The alpha-globin major regulatory element (alpha MRE) positioned far upstream of the gene cluster is essential for the proper expression of the alpha-globin genes. Analysis of the human and mouse alpha-globin Upstream Flanking Regions (alpha UFR) has identified three nonglobin genes in the order Dist1-MPG-Prox1-alpha-globin. Further characterization of the whole region indicates that the alpha MRE and several other erythroid DNase HSSs are associated with the transcription unit of the Prox1 gene. In this paper we describe the characterization and localization of the mouse Prox1 cDNA and compare it with its human homolog, the -14 gene, and another human cDNA sequence named hProx1. Our results show a strong conservation between the -14 gene and the mouse Prox1 gene with the exception of the first exon of the mProx1 gene.
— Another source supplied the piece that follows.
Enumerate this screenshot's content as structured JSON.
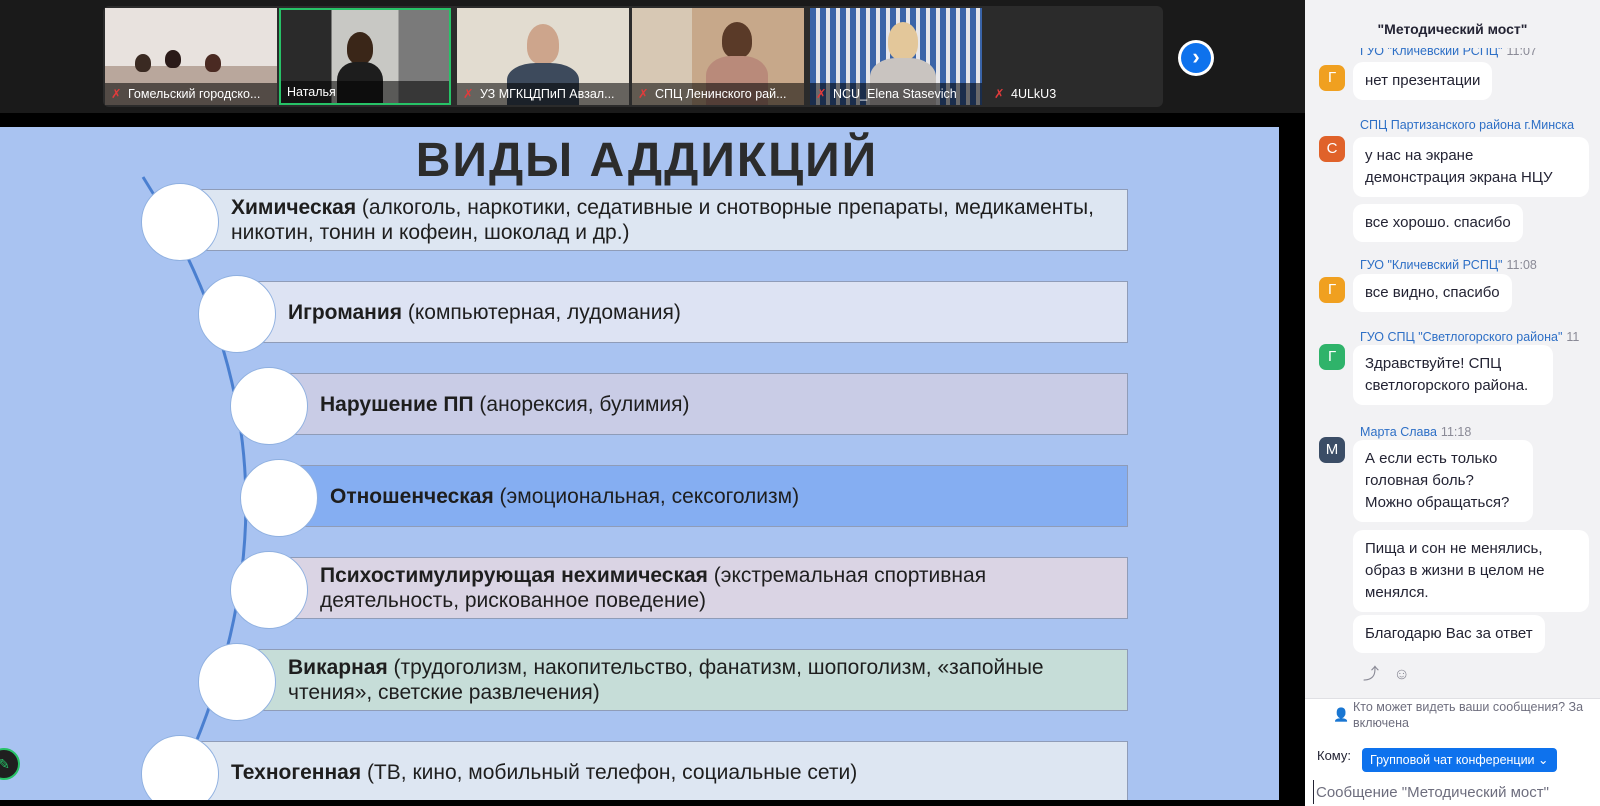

This exon is absent in the -14 cDNA but is present and conserved in the human Prox1 cDNA, indicating that the human -14/hProx1 gene is alternatively spliced or transcribed. The mProx1 gene encodes a predicted protein of 491 amino acids (aa) whose function is not known. In the 5'UTR of this gene, a 35-bp repeat (VNTR) is positioned, which is highly polymorphic among laboratory inbred mice (Mus domesticus). Our results strongly suggest that the mProx1 VNTR arose during the divergence of M. spretus and M. domesticus. Besides its use in evolutionary studies and positional cloning, the mProx1 VNTR might be invaluable for monitoring the expression of a transgenic mProx1 gene. The cloning of the mProx1 gene will be helpful to analyze its possible role on alpha-globin as well on MPG expression in the mouse.